According to the docs, GSControlLayer(10) is the recommended way of adding line breaks to the list of layers that forms the text in an Edit View tab. However this only seems to work on existing tabs, not on new tabs.

Test script:

text = [
	Font.glyphs['A'].layers[0],
	GSControlLayer(10),
	Font.glyphs['B'].layers[0],
	]
Font.newTab(text)

Error:

Traceback (most recent call last):
  File "<macro panel>", line 6
  File "GlyphsApp/GlyphsApp/__init__.py", line 4369, in __GSFont__addTab__
ValueError: NSInvalidArgumentException - *** -[__NSPlaceholderDictionary initWithObjects:forKeys:count:]: attempt to insert nil object from objects[0]

Have you tried the “string” property. That might be easier.

What Glyphs version is that?

The GSGlyph.string property only works for encoded glyphs.

I was able to work around the issue by creating an empty tab and then assigning the layers to it. I just wanted to report the bug because it’s tripped me up a few times before. I’m running the latest Glyphs 3.1.2 (3151).

its not.

character = font.characterForGlyph_(glyph)

It uses high plane PUA codes for unencoded glyphs. The string property is what Glyphs uses internally.

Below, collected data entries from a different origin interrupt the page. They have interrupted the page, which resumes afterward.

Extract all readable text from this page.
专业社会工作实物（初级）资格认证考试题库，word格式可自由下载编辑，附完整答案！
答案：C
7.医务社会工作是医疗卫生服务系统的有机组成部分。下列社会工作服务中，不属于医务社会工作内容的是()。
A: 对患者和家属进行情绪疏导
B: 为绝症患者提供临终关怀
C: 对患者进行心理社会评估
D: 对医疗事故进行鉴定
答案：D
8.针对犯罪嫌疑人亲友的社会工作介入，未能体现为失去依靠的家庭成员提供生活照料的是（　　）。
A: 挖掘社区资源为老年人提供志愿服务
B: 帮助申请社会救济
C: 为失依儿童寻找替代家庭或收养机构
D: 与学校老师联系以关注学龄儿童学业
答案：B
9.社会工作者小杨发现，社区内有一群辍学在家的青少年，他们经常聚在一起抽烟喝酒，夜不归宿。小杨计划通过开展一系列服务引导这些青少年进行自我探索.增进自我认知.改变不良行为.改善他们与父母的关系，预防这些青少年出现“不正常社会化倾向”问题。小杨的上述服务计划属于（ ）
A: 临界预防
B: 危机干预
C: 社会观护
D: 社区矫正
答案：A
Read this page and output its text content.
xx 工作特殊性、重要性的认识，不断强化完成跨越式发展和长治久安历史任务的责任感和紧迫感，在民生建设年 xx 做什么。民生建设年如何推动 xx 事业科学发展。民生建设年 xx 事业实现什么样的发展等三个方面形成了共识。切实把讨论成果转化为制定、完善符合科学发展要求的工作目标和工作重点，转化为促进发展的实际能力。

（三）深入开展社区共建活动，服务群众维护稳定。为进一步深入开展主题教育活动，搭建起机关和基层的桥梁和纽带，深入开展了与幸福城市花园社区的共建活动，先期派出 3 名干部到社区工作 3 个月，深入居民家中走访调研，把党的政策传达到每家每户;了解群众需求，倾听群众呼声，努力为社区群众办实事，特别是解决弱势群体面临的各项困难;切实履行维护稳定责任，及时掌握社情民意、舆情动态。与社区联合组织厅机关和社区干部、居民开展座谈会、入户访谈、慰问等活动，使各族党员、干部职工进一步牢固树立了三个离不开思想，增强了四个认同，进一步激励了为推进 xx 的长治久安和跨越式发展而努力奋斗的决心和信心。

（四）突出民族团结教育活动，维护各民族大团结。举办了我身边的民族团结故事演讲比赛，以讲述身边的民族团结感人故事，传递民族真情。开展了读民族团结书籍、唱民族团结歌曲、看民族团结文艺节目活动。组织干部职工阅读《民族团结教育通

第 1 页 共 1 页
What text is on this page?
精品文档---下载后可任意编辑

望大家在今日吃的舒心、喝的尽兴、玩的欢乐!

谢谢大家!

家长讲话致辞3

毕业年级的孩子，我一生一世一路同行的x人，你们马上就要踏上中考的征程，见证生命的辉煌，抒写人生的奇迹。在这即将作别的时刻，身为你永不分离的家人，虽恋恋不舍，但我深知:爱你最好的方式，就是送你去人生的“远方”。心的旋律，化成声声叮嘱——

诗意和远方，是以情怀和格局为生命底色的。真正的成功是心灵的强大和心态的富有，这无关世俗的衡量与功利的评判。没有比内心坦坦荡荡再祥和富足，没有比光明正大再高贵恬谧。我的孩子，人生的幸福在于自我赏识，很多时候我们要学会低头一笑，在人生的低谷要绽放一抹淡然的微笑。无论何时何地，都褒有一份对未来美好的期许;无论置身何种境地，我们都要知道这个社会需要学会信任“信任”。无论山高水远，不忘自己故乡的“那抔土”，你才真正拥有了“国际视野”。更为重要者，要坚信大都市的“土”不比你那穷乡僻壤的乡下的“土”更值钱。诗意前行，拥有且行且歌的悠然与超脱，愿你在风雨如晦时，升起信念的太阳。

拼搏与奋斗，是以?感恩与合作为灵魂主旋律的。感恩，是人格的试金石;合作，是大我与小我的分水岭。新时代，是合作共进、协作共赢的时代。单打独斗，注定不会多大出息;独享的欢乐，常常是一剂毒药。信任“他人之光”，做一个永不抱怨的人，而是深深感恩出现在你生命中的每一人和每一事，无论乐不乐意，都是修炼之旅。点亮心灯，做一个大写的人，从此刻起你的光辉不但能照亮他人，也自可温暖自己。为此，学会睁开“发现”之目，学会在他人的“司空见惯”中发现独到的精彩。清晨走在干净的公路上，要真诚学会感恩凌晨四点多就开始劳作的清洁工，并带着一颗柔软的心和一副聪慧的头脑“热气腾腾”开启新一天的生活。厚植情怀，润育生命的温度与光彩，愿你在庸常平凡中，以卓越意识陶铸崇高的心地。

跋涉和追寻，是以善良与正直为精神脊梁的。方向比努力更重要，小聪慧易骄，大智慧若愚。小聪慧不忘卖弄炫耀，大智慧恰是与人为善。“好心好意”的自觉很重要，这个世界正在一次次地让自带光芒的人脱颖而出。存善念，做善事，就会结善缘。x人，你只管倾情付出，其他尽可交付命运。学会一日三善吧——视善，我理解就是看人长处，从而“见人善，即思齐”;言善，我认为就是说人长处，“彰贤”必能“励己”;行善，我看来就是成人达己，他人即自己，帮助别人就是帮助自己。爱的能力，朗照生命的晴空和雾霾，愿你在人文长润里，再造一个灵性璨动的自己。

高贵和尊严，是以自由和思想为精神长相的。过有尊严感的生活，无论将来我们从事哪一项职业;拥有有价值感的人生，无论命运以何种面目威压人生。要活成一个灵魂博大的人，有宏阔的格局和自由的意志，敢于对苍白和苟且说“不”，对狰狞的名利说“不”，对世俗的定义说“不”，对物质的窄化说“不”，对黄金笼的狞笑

This is fixed in the latest cutting edge version.

Right, I think I understand how you’re using PUA codes behind the scenes. But are you suggesting that the value of GSGlyph.string is supposed to be a PUA character if the glyph is unencoded? It is always an empty string '' for unencoded glyphs.

For example,

print(f"'{Font.glyphs['a.italic'].string}'")
print(len(Font.glyphs['a.italic'].string))
''
0

You get the code from the method I mentioned above. glyph.string is something else.